Re: [GIT PULL] Clang feature updates for v5.14-rc1

From: Linus Torvalds
Date: Tue Jun 29 2021 - 17:04:11 EST


On Tue, Jun 29, 2021 at 1:44 PM Kees Cook <keescook@xxxxxxxxxxxx> wrote:
> >
> > And it causes the kernel to be bigger and run slower.
>
> Right -- that's expected. It's not designed to be the final kernel
> someone uses. :)

Well, from what I've seen, you actually want to run real loads in
production environments for PGO to actually be anything but a bogus
"performance benchmarks only" kind of thing.

Of course, "performance benchmarks only" is very traditional, and
we've seen that used over and over in the past in this industry. That
doesn't make it _right_, though.

And if you actually want to have it usable in production environments,
you really should strive to run code as closely as possible to a
production kernel too.

You'd want to run something that you can sample over time, and in
production, not something that you have to build a special kernels for
that then gets used for a benchmark run, but can't be kept in
production because it performs so much worse.

Real proper profiles will tell you what *really* matters - and if you
don't have enough samples to give you good information, then that
particular code clearly is not important enough to waste PGO on.

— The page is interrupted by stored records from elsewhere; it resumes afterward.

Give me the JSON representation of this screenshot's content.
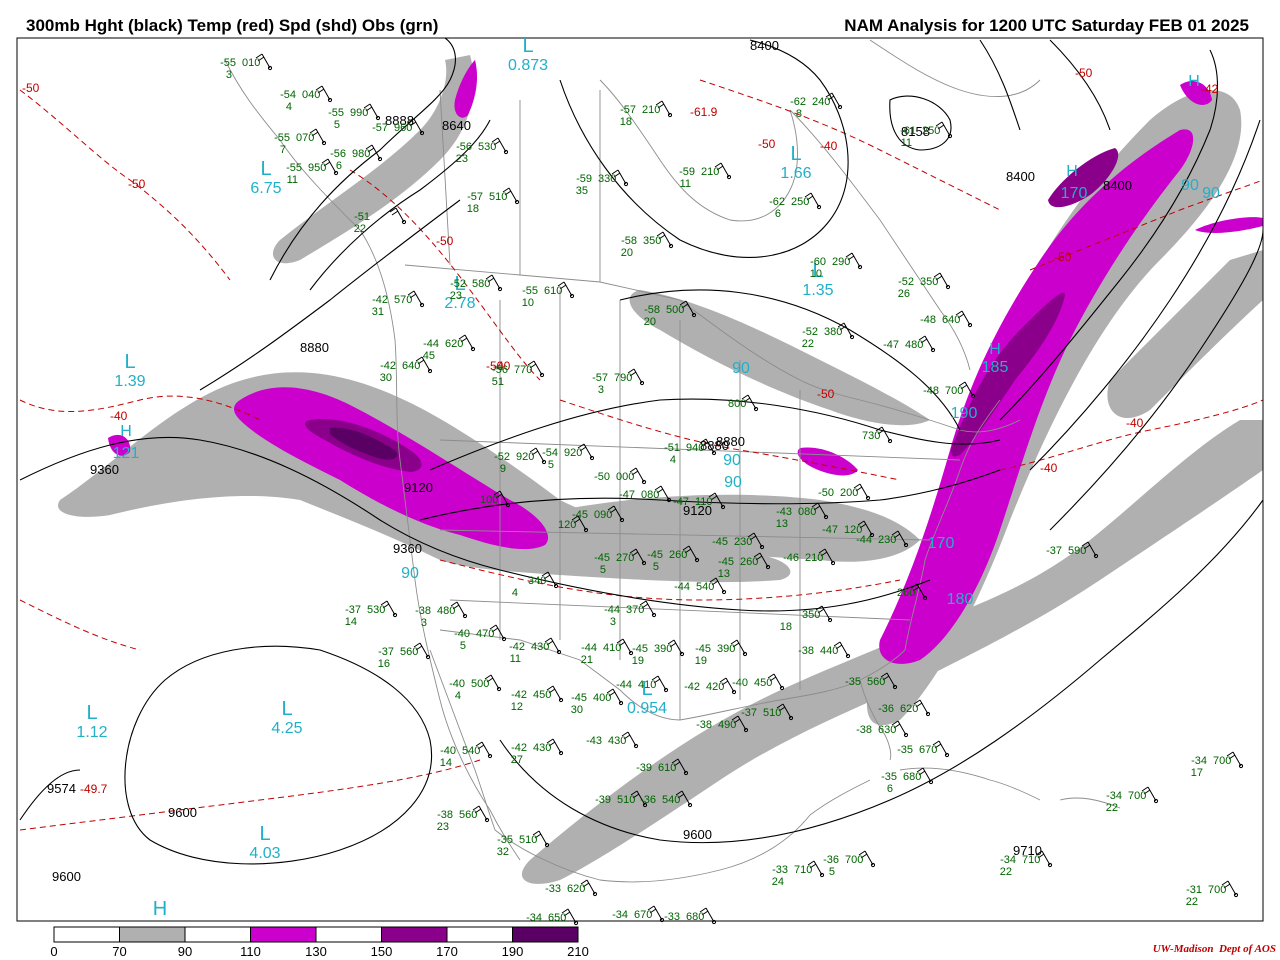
{
  "header": {
    "left_title": "300mb Hght (black) Temp (red) Spd (shd) Obs (grn)",
    "right_title": "NAM Analysis for 1200 UTC Saturday  FEB 01 2025"
  },
  "credit": {
    "org": "UW-Madison",
    "dept": "Dept of AOS"
  },
  "colors": {
    "height_contour": "#000000",
    "temp_contour": "#c00000",
    "obs": "#006400",
    "centers": "#20b0c8",
    "speed_70_90": "#b0b0b0",
    "speed_110_130": "#cc00cc",
    "speed_150_170": "#8b008b",
    "speed_190_210": "#5a0064",
    "border": "#8c8c8c"
  },
  "colorbar": {
    "labels": [
      "0",
      "70",
      "90",
      "110",
      "130",
      "150",
      "170",
      "190",
      "210"
    ],
    "fills": [
      "#ffffff",
      "#b0b0b0",
      "#ffffff",
      "#cc00cc",
      "#ffffff",
      "#8b008b",
      "#ffffff",
      "#5a0064"
    ]
  },
  "height_labels": [
    "8400",
    "8640",
    "8880",
    "8888",
    "8880",
    "8400",
    "8880",
    "9120",
    "9120",
    "9360",
    "9360",
    "9574",
    "9600",
    "9600",
    "9600",
    "9710",
    "8400",
    "8158"
  ],
  "temp_labels": [
    "-50",
    "-50",
    "-50",
    "-50",
    "-40",
    "-50",
    "-50",
    "-40",
    "-40",
    "-40",
    "-40",
    "-50",
    "-50",
    "-49.7",
    "-61.9",
    "-42"
  ],
  "centers": [
    {
      "letter": "L",
      "value": "6.75"
    },
    {
      "letter": "L",
      "value": "2.78"
    },
    {
      "letter": "L",
      "value": "1.39"
    },
    {
      "letter": "L",
      "value": "1.12"
    },
    {
      "letter": "L",
      "value": "4.25"
    },
    {
      "letter": "L",
      "value": "4.03"
    },
    {
      "letter": "L",
      "value": "1.66"
    },
    {
      "letter": "L",
      "value": "1.35"
    },
    {
      "letter": "H",
      "value": ""
    },
    {
      "letter": "L",
      "value": "0.873"
    },
    {
      "letter": "L",
      "value": "0.954"
    }
  ],
  "jet_labels": [
    "H",
    "170",
    "H",
    "185",
    "H",
    "121",
    "H",
    "170",
    "90",
    "90",
    "90",
    "90",
    "90",
    "90",
    "190",
    "180"
  ],
  "obs": [
    {
      "t": "-55",
      "h": "010",
      "d": "3"
    },
    {
      "t": "-54",
      "h": "040",
      "d": "4"
    },
    {
      "t": "-55",
      "h": "990",
      "d": "5"
    },
    {
      "t": "-57",
      "h": "960",
      "d": ""
    },
    {
      "t": "-55",
      "h": "070",
      "d": "7"
    },
    {
      "t": "-56",
      "h": "980",
      "d": "6"
    },
    {
      "t": "-55",
      "h": "950",
      "d": "11"
    },
    {
      "t": "-51",
      "h": "",
      "d": "22"
    },
    {
      "t": "-56",
      "h": "530",
      "d": "23"
    },
    {
      "t": "-57",
      "h": "510",
      "d": "18"
    },
    {
      "t": "-52",
      "h": "580",
      "d": "23"
    },
    {
      "t": "-55",
      "h": "610",
      "d": "10"
    },
    {
      "t": "-42",
      "h": "570",
      "d": "31"
    },
    {
      "t": "-44",
      "h": "620",
      "d": "45"
    },
    {
      "t": "-42",
      "h": "640",
      "d": "30"
    },
    {
      "t": "-56",
      "h": "770",
      "d": "51"
    },
    {
      "t": "-57",
      "h": "790",
      "d": "3"
    },
    {
      "t": "-52",
      "h": "920",
      "d": "9"
    },
    {
      "t": "-54",
      "h": "920",
      "d": "5"
    },
    {
      "t": "-51",
      "h": "940",
      "d": "4"
    },
    {
      "t": "-50",
      "h": "000",
      "d": ""
    },
    {
      "t": "-47",
      "h": "080",
      "d": ""
    },
    {
      "t": "-45",
      "h": "090",
      "d": ""
    },
    {
      "t": "-47",
      "h": "110",
      "d": ""
    },
    {
      "t": "",
      "h": "100",
      "d": ""
    },
    {
      "t": "",
      "h": "120",
      "d": ""
    },
    {
      "t": "",
      "h": "340",
      "d": "4"
    },
    {
      "t": "-37",
      "h": "530",
      "d": "14"
    },
    {
      "t": "-38",
      "h": "480",
      "d": "3"
    },
    {
      "t": "-40",
      "h": "470",
      "d": "5"
    },
    {
      "t": "-37",
      "h": "560",
      "d": "16"
    },
    {
      "t": "-42",
      "h": "430",
      "d": "11"
    },
    {
      "t": "-44",
      "h": "410",
      "d": "21"
    },
    {
      "t": "-45",
      "h": "390",
      "d": "19"
    },
    {
      "t": "-45",
      "h": "390",
      "d": "19"
    },
    {
      "t": "-40",
      "h": "500",
      "d": "4"
    },
    {
      "t": "-42",
      "h": "450",
      "d": "12"
    },
    {
      "t": "-45",
      "h": "400",
      "d": "30"
    },
    {
      "t": "-44",
      "h": "410",
      "d": ""
    },
    {
      "t": "-42",
      "h": "420",
      "d": ""
    },
    {
      "t": "-40",
      "h": "540",
      "d": "14"
    },
    {
      "t": "-42",
      "h": "430",
      "d": "27"
    },
    {
      "t": "-43",
      "h": "430",
      "d": ""
    },
    {
      "t": "-38",
      "h": "560",
      "d": "23"
    },
    {
      "t": "-39",
      "h": "610",
      "d": ""
    },
    {
      "t": "-39",
      "h": "510",
      "d": ""
    },
    {
      "t": "-36",
      "h": "540",
      "d": ""
    },
    {
      "t": "-35",
      "h": "510",
      "d": "32"
    },
    {
      "t": "-33",
      "h": "620",
      "d": ""
    },
    {
      "t": "-34",
      "h": "650",
      "d": ""
    },
    {
      "t": "-34",
      "h": "670",
      "d": ""
    },
    {
      "t": "-33",
      "h": "680",
      "d": ""
    },
    {
      "t": "-33",
      "h": "710",
      "d": "24"
    },
    {
      "t": "-36",
      "h": "700",
      "d": "5"
    },
    {
      "t": "-34",
      "h": "710",
      "d": "22"
    },
    {
      "t": "-31",
      "h": "700",
      "d": "22"
    },
    {
      "t": "-34",
      "h": "700",
      "d": "22"
    },
    {
      "t": "-34",
      "h": "700",
      "d": "17"
    },
    {
      "t": "-37",
      "h": "590",
      "d": ""
    },
    {
      "t": "-35",
      "h": "560",
      "d": ""
    },
    {
      "t": "-36",
      "h": "620",
      "d": ""
    },
    {
      "t": "-38",
      "h": "630",
      "d": ""
    },
    {
      "t": "-35",
      "h": "670",
      "d": ""
    },
    {
      "t": "-35",
      "h": "680",
      "d": "6"
    },
    {
      "t": "-38",
      "h": "440",
      "d": ""
    },
    {
      "t": "-40",
      "h": "450",
      "d": ""
    },
    {
      "t": "-38",
      "h": "490",
      "d": ""
    },
    {
      "t": "-37",
      "h": "510",
      "d": ""
    },
    {
      "t": "-45",
      "h": "230",
      "d": ""
    },
    {
      "t": "-45",
      "h": "260",
      "d": "13"
    },
    {
      "t": "-46",
      "h": "210",
      "d": ""
    },
    {
      "t": "-45",
      "h": "270",
      "d": "5"
    },
    {
      "t": "-45",
      "h": "260",
      "d": "5"
    },
    {
      "t": "-44",
      "h": "370",
      "d": "3"
    },
    {
      "t": "-44",
      "h": "540",
      "d": ""
    },
    {
      "t": "",
      "h": "350",
      "d": "18"
    },
    {
      "t": "-43",
      "h": "080",
      "d": "13"
    },
    {
      "t": "-50",
      "h": "200",
      "d": ""
    },
    {
      "t": "-47",
      "h": "120",
      "d": ""
    },
    {
      "t": "-44",
      "h": "230",
      "d": ""
    },
    {
      "t": "",
      "h": "260",
      "d": ""
    },
    {
      "t": "-57",
      "h": "210",
      "d": "18"
    },
    {
      "t": "-59",
      "h": "330",
      "d": "35"
    },
    {
      "t": "-58",
      "h": "350",
      "d": "20"
    },
    {
      "t": "-59",
      "h": "210",
      "d": "11"
    },
    {
      "t": "-62",
      "h": "250",
      "d": "6"
    },
    {
      "t": "-60",
      "h": "290",
      "d": "10"
    },
    {
      "t": "-52",
      "h": "350",
      "d": "26"
    },
    {
      "t": "-52",
      "h": "380",
      "d": "22"
    },
    {
      "t": "-47",
      "h": "480",
      "d": ""
    },
    {
      "t": "-48",
      "h": "640",
      "d": ""
    },
    {
      "t": "-48",
      "h": "700",
      "d": ""
    },
    {
      "t": "-58",
      "h": "500",
      "d": "20"
    },
    {
      "t": "",
      "h": "800",
      "d": ""
    },
    {
      "t": "",
      "h": "730",
      "d": ""
    },
    {
      "t": "-62",
      "h": "240",
      "d": "8"
    },
    {
      "t": "-61",
      "h": "250",
      "d": "11"
    }
  ]
}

This is not all that dissimilar to using gprof information for
traditional - manual - optimizations.

Sure, instrumented gprof output is better than nothing, but it is
*hugely* worse than actual proper sampled profiles that actually show
what matters for performance (as opposed to what runs a lot - the two
are not necessarily all that closely correlated, with cache misses
being a thing).

And I really hate how pretty much all of the PGO support seems to be
just about this inferior method of getting the data.

Linus